The Everett High product throws a fastball in the low 80s and counters it with a changeup. He is listed at 5 feet 8 inches, but his coach and his brother put him at around 5-6. DeFelice jokes that his "biggest regret is that I'm still not playing, because I'd love to play against him."

But it's how Marchesi uses his stuff that has allowed him to pick up a school-record eight wins this season.

"He hits his spots," DeFelice said. "He moves the ball around. He's living proof that you don't have to have overpowering stuff."

Marchesi made the switch from reliever to starter after wowing DeFelice in the last game of last season. And while DeFelice doubted Marchesi's stamina at first, he can't argue with the numbers the junior right-hander has put up: an 8-2 record with a 2.22 earned-run average and 53 strikeouts.

"He'll break probably every pitching record that's existed here for 40 years, and we've had some pretty good guys here," said DeFelice, the program's only coach since 1968. "So for me, that says a lot."

Going into the weekend, with Bentley fighting to make the Northeast-10 tournament, Jarrod was tied with his brother with 15 career wins.
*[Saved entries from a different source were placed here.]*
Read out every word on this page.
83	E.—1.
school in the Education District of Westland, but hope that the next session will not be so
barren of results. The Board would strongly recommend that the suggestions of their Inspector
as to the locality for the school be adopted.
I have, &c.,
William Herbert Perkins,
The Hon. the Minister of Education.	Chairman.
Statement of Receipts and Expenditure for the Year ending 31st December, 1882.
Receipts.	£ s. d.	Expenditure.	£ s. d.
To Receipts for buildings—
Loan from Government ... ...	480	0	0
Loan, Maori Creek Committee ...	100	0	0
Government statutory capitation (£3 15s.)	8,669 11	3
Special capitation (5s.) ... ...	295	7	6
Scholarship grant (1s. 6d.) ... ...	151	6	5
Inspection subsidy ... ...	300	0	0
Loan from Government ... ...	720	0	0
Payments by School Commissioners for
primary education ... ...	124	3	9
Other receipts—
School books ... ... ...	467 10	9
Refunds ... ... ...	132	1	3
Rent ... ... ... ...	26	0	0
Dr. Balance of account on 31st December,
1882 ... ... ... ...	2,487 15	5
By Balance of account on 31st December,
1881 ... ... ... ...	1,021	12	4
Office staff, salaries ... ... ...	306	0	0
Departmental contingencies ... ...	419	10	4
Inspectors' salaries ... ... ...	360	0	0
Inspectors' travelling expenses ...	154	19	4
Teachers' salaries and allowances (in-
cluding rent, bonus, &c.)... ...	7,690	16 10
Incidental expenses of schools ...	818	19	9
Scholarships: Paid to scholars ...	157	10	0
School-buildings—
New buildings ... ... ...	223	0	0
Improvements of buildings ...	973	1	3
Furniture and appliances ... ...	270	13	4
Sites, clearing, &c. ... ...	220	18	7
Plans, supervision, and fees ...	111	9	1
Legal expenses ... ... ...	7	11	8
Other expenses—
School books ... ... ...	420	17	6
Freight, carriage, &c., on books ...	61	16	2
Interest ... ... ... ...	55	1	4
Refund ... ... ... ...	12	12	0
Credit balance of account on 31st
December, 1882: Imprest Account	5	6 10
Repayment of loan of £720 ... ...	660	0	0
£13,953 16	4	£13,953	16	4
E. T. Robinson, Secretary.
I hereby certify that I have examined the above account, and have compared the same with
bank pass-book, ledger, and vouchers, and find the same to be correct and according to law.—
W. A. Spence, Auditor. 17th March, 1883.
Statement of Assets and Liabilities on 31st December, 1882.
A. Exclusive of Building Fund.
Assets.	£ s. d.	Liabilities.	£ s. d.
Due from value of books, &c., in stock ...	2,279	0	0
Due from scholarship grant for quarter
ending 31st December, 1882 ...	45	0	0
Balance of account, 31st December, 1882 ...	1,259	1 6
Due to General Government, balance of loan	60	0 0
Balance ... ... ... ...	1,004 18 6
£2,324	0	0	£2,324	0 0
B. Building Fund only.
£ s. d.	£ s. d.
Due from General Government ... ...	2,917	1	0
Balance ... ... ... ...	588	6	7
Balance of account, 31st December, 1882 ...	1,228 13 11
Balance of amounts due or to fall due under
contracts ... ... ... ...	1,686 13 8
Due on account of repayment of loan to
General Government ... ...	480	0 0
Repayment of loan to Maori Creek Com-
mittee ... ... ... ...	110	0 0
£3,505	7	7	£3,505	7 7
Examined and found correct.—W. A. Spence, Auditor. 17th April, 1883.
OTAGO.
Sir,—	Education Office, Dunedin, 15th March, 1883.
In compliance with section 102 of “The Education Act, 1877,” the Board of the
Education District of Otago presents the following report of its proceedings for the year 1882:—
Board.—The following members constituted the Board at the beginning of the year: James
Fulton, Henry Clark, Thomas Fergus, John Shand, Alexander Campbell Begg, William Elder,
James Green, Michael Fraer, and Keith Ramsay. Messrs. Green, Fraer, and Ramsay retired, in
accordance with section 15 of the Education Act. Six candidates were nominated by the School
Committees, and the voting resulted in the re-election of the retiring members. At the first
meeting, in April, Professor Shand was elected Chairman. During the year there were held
"Same amount of wins," Joe Marchesi said, "but he's got another year on me. He's definitely the better of the two. . . . He's not a flamethrower by any means, but he's a cocky little kid. He's very confident in his abilities. He battles, he really does. He wants to beat you. He believes that he can beat you and he's going to do whatever he can to do so."

Bentley's record for wins is 21, and next season will be a race between Marchesi and classmate Chris Dupay. But there's a chance the fix is in.

"He'll have a chance," DeFelice said. "I'll make sure he gets there too, because he's Italian and Dupay's French. I'll take care of my fellow countrymen first."